Le son (4)

« -Alors…

-Je suis fatigué, je vais dormir

-Mais dis-donc, est-ce-que je dors moi ?!…

-Je vais débouler, mon Beau, et tu vas t’en rappeler…

-Julie, je suis migraineux

-Ah, désolé chéri, je vais te laisser te reposer. Tu seras en pleine forme demain (!) Je t’embrasse…partout. » Avec quelques « émoticons » figurant des jambes de femme, les marques des lèvres et un sourire.

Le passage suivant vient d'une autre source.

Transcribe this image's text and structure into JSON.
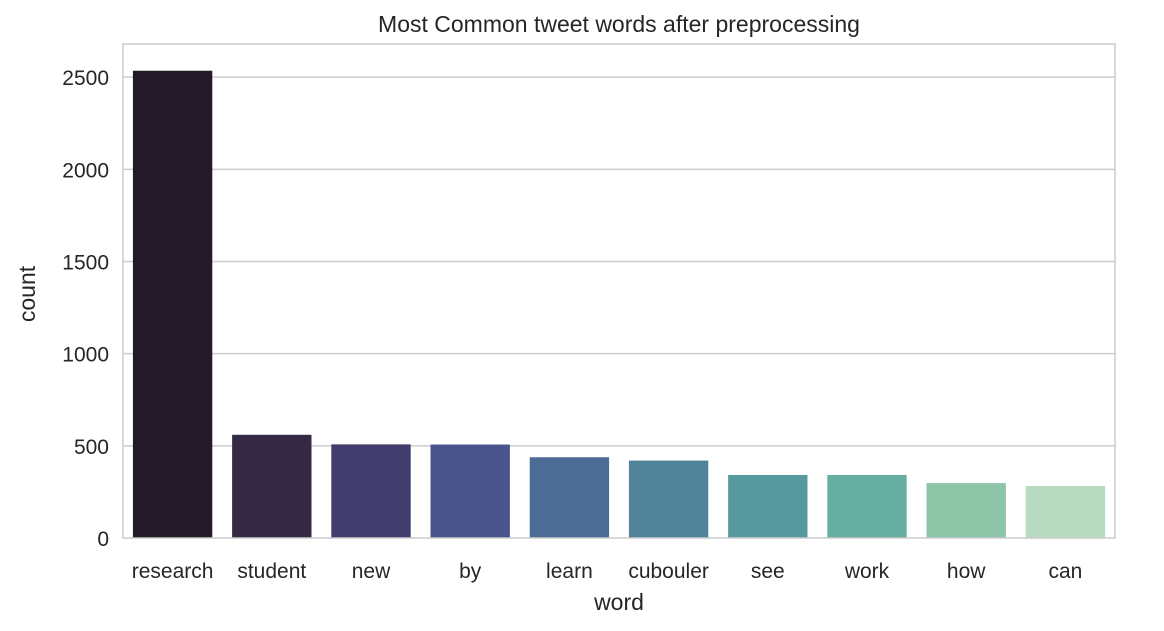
{
  "chart_data": {
    "type": "bar",
    "title": "Most Common tweet words after preprocessing",
    "xlabel": "word",
    "ylabel": "count",
    "categories": [
      "research",
      "student",
      "new",
      "by",
      "learn",
      "cubouler",
      "see",
      "work",
      "how",
      "can"
    ],
    "values": [
      2535,
      560,
      508,
      507,
      438,
      420,
      342,
      342,
      298,
      282
    ],
    "colors": [
      "#241927",
      "#342a44",
      "#413d6c",
      "#48548b",
      "#4c6c95",
      "#50839a",
      "#56999e",
      "#66ae9f",
      "#8cc4a8",
      "#b7dbc1"
    ],
    "ylim": [
      0,
      2680
    ],
    "yticks": [
      0,
      500,
      1000,
      1500,
      2000,
      2500
    ],
    "grid": true,
    "legend": "none"
  }
}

C’était la conversation qu’il avait pu désarmer ce soir. Mais Julie…ce n’était vraiment pas le genre à rester sans rien tenter. Elle pouvait effectivement « débouler ». Avec ces chaussures à talons, qu’elle gardait, même sur son plancher. Cela l’énervait. Mais à vrai dire, pas tout le temps. Certains soirs, c’était lui-même qui faisait la proposition d’une amante en sous-vêtements à talons hauts, déambulant dans le long couloir de l’appartement…Ça l’excitait bigrement. Le motif de « la migraine » qu’il connaissait parfois, mais feinte ce jour, l’avait éloignée. Mais pour combien de temps ?…

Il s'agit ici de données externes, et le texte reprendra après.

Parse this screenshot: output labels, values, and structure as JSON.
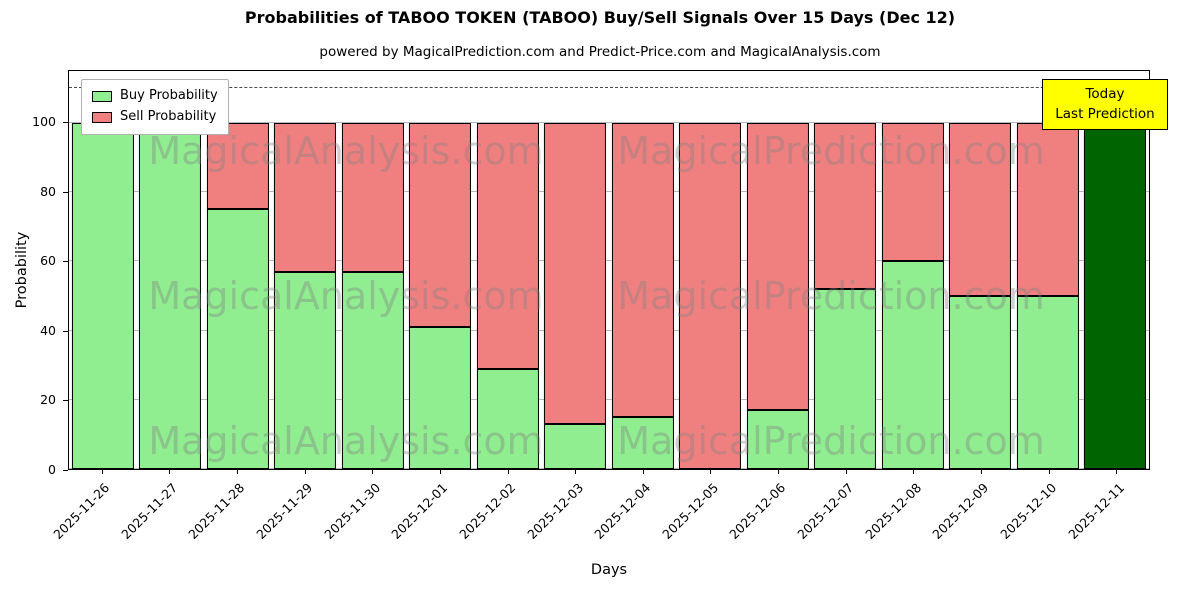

Au lit, il essaya à nouveau de chantonner, de siffler, rien n’y faisait. Il se releva pour déambuler dans le couloir, jeter un coup d’œil dans la cuisine, au bout sur sa droite. Dans le séjour lui faisant face. Il avait envie de chocolat. Comme s’il s’agissait de combler ce manque déstabilisant. L’absence de voix. Il n’allait pas chez le mèdecin. Ce n’était pas dans ses habitudes. Il avait du mal avec cette profession. Le sentiment que souvent, ils ne savaient pas, mais que toujours ils formulaient un diagnostic, ou plutôt une prescription. Avec du magnésium. Un mot qui le faisait penser à « géranium ». Une plante qu’il n’aimait pas. Le goût de l’enfance et de ses frustrations, comme les « enfants devaient rester à leur place…Et depuis quand un enfant coupe la parole d’un adulte, depuis quand?!…Tiens-toi bien, s’il te plaît, et ne mets pas tes coudes sur la table, je te l’ai dit… »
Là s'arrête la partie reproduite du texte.